Les possibilités successorales offertes par la coutume féodale
 
         Le fief, même non titré[21], est une dignité trop importante pour ne pas être recherché patiemment par toute famille noble. Leur nombre n’est toutefois pas suffisant pour les satisfaire toutes[22]. Certes, depuis la fin du XVIIe siècle l’Etat sabaudo-piémontais multiplie les créations de fiefs et favorise ainsi l’accès à cette fonction à de nombreux nobles de fraîche date, anoblis par lettres ou par charges[23]. Mais l’ouverture reste tout de même étroite et totalement dépendante du choix du souverain. L’achat d’un fief nouvellement créé est-il donc le seul espoir de ces familles nobles ? Certainement pas puisqu’elles ont toujours la possibilité d’acheter directement à un seigneur vendeur ou de bénéficier d’une donation ou encore, et surtout, d’hériter. Mais le droit féodal piémontais est restrictif en cette matière et à la différence du doit féodal français n’admet pas toujours de telles opérations. Il importe dès lors de définir à quelles conditions un fief peut faire l’objet de tels actes juridiques.
 
Le droit féodal vu par la Regia Camera de Conti de Turin
         La Regia Camera de Conti de Turin, considère en effet que les règles régissant la dévolution des fiefs sont celles des Libri feudorum[24] : les possibilités d’aliénation, de donation et de succession sont commandées par les clauses de l’investiture primordiale, véritable et seule loi du fief. Ces clauses peuvent être très favorables aux seigneurs qui peuvent aliéner à volonté comme s’il s’agissait d’un bien allodial ; elles peuvent à l’inverse être très défavorables en interdisant la dévolution aux femmes et aux collatéraux, en limitant à l’extrême les possibilités d’aliénation, etc. Dans ces cas ce sont les droits de  la Couronne qui sont protégés : tôt ou tard ce fief fera retour au Domaine et il sera alors procédé à une  nouvelle inféodation ... encore un peu plus limitative en matière de patrimonialisation. Tel est le sens général de l’évolution à partir du XVIe siècle : on compte de moins en moins de concessions dites « impropres » et de plus en plus de concessions « rectes et propres »[25]. La Regia Camera y veille.

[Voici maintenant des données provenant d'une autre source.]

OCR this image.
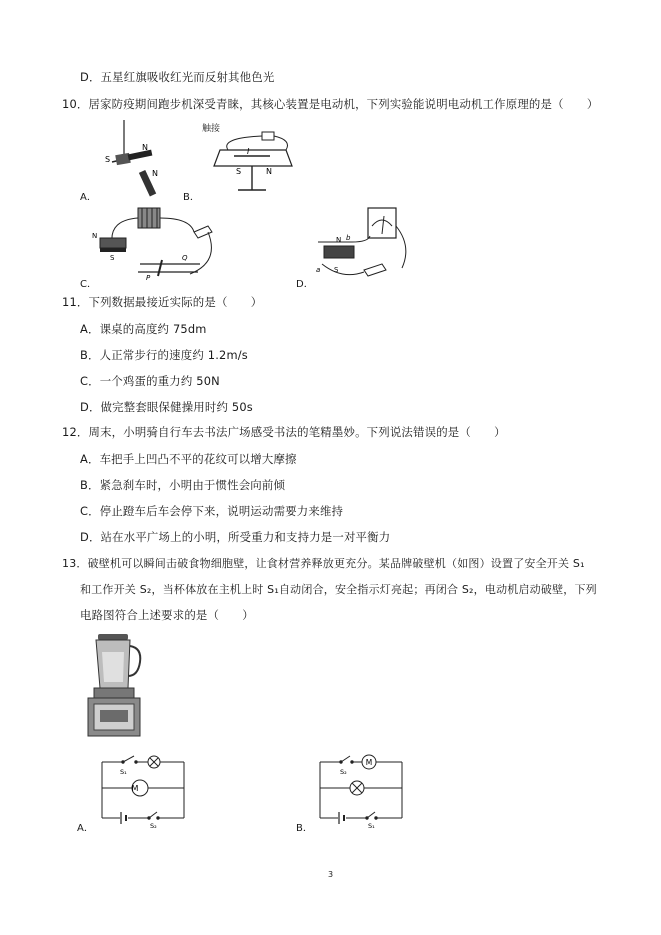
D．五星红旗吸收红光而反射其他色光
10．居家防疫期间跑步机深受青睐，其核心装置是电动机，下列实验能说明电动机工作原理的是（　　）
S
N
N
A．
触接
I
S	N
B．
N
S
P
Q
C．
N b
a S
D．
11．下列数据最接近实际的是（　　）
A．课桌的高度约 75dm
B．人正常步行的速度约 1.2m/s
C．一个鸡蛋的重力约 50N
D．做完整套眼保健操用时约 50s
12．周末，小明骑自行车去书法广场感受书法的笔精墨妙。下列说法错误的是（　　）
A．车把手上凹凸不平的花纹可以增大摩擦
B．紧急刹车时，小明由于惯性会向前倾
C．停止蹬车后车会停下来，说明运动需要力来维持
D．站在水平广场上的小明，所受重力和支持力是一对平衡力
13．破壁机可以瞬间击破食物细胞壁，让食材营养释放更充分。某品牌破壁机（如图）设置了安全开关 S₁
和工作开关 S₂，当杯体放在主机上时 S₁自动闭合，安全指示灯亮起；再闭合 S₂，电动机启动破壁，下列
电路图符合上述要求的是（　　）
M
S₁
S₂
A．
M
S₂
S₁
B．
3
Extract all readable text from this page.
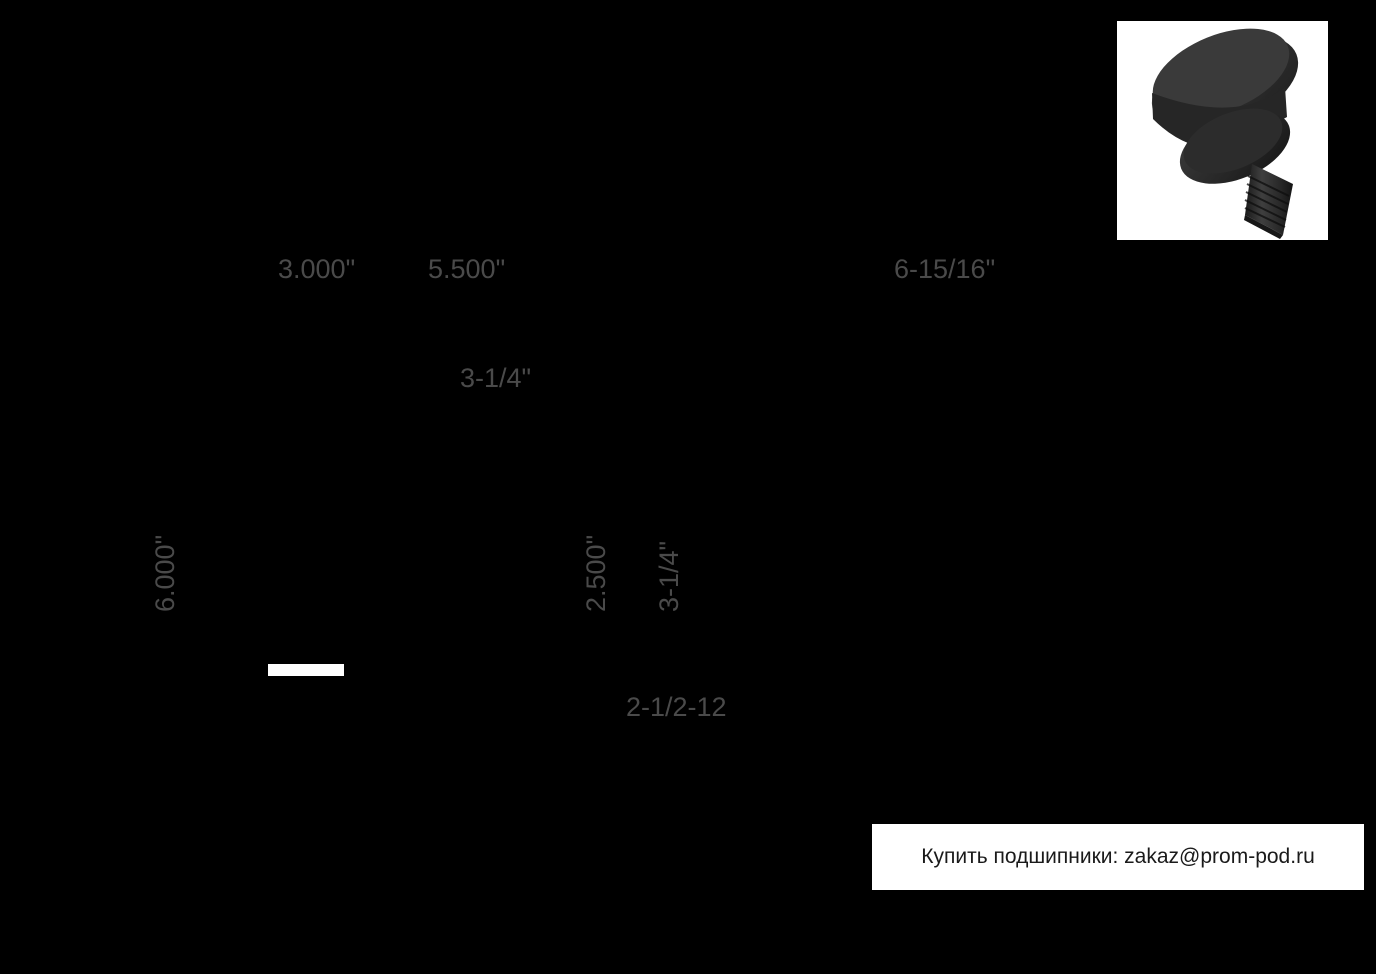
3.000"	5.500"	6-15/16"
3-1/4"
2-1/2-12
6.000"	2.500" 3-1/4"
Купить подшипники: zakaz@prom-pod.ru
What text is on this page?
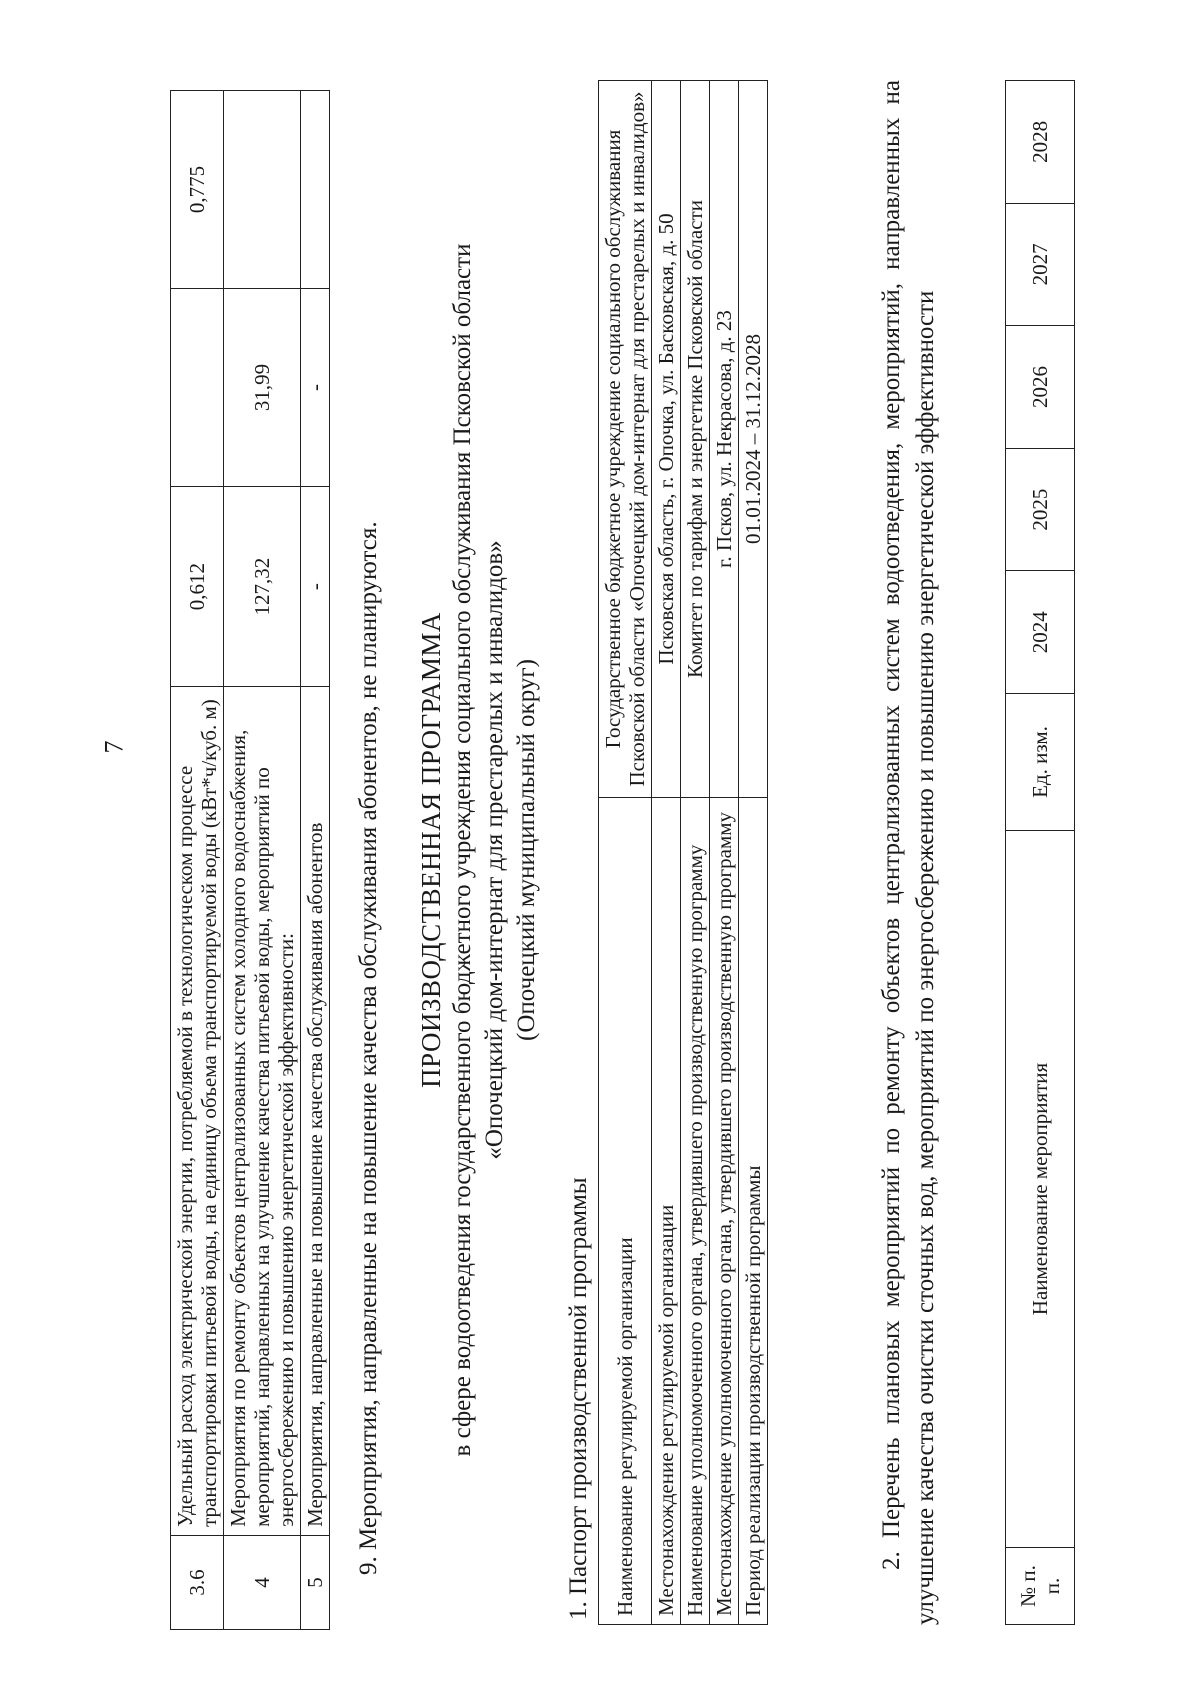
3.6	Удельный расход электрической энергии, потребляемой в технологическом процессе транспортировки питьевой воды, на единицу объема транспортируемой воды (кВт*ч/куб. м)	0,612		0,775
4	Мероприятия по ремонту объектов централизованных систем холодного водоснабжения, мероприятий, направленных на улучшение качества питьевой воды, мероприятий по энергосбережению и повышению энергетической эффективности:	127,32	31,99	
5	Мероприятия, направленные на повышение качества обслуживания абонентов	-	-	
9. Мероприятия, направленные на повышение качества обслуживания абонентов, не планируются. ПРОИЗВОДСТВЕННАЯ ПРОГРАММА в сфере водоотведения государственного бюджетного учреждения социального обслуживания Псковской области «Опочецкий дом-интернат для престарелых и инвалидов» (Опочецкий муниципальный округ)
1. Паспорт производственной программы Наименование регулируемой организации	Государственное бюджетное учреждение социального обслуживания Псковской области «Опочецкий дом-интернат для престарелых и инвалидов»
Местонахождение регулируемой организации	Псковская область, г. Опочка, ул. Басковская, д. 50
Наименование уполномоченного органа, утвердившего производственную программу	Комитет по тарифам и энергетике Псковской области
Местонахождение уполномоченного органа, утвердившего производственную программу	г. Псков, ул. Некрасова, д. 23
Период реализации производственной программы	01.01.2024 – 31.12.2028	2. Перечень плановых мероприятий по ремонту объектов централизованных систем водоотведения, мероприятий, направленных на улучшение качества очистки сточных вод, мероприятий по энергосбережению и повышению энергетической эффективности	№ п. п.	Наименование мероприятия	Ед. изм.	2024	2025	2026	2027	2028
7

         Il subsiste toutefois en Piémont et surtout dans certaines provinces périphériques des fiefs totalement transmissibles et aliénables : c’est le cas, entre autres, des fiefs niçois inféodés avant le début du XVIIIème siècle. A Nice on estime qu’ils suivent la coutume provençale qui considère ces fiefs comme totalement transmissibles et aliénables à l’égal des autres biens. Vue de Turin la situation paraît exorbitante ; les procureurs généraux près la Regia Camera réclament avec constance l’application des principes des Libri feudorum et des règles piémontaises[26]. Les magistrats de la Regia Camera  résistent cependant pour plusieurs cas particuliers, dont Nice, et jusqu’au milieu du XVIIIe siècle admettent cette coutume provençale très favorable aux droits des seigneurs. Ils n’accèdent aux propositions du procureur général qu’à la fin du siècle ; mais en pratique le changement était-il considérable ? Le nombre important d’inféodations anciennes comportant des clauses d’investiture très favorables au bénéficiaire du fief préservait le caractère patrimonial d’une bonne moitié des fiefs de la province[27]. Les seigneurs de ces fiefs, dits « anciens », retrouvaient par l’investiture ce qu’ils perdaient par la neutralisation de la coutume.
 
Les avantages des fiefs « impropres »
         Tous ces fiefs, dits « impropres », peuvent, à la différence des fiefs « rectes et propres », faire l’objet de multiples opérations : vente, donation, succession, constitution de dot ... portant aussi bien sur la totalité du fief que sur une partie. Dans le cas des investitures les plus favorables ils peuvent sans difficultés être divisés. Chaque part deviendra un nouveau fief avec toutes les dignités s’y rapportant. Deux chiffres montrent l’importance du phénomène dans le Comté de Nice : en 1734 on compte 37 fiefs anciens totalement ou presque totalement aliénables ou transmissibles ; parmi ceux-ci, 26 ne sont pas divisés et 11 sont partagés entre 76 coseigneurs. Ce qui donne un total de 102 fiefs ou parts de fiefs[28]. Soit autant d’occasions de devenir par achat, succession ou autre, seigneur, c’est à dire vassal du souverain et détenteur d’une dignité nobiliaire publique transmissible.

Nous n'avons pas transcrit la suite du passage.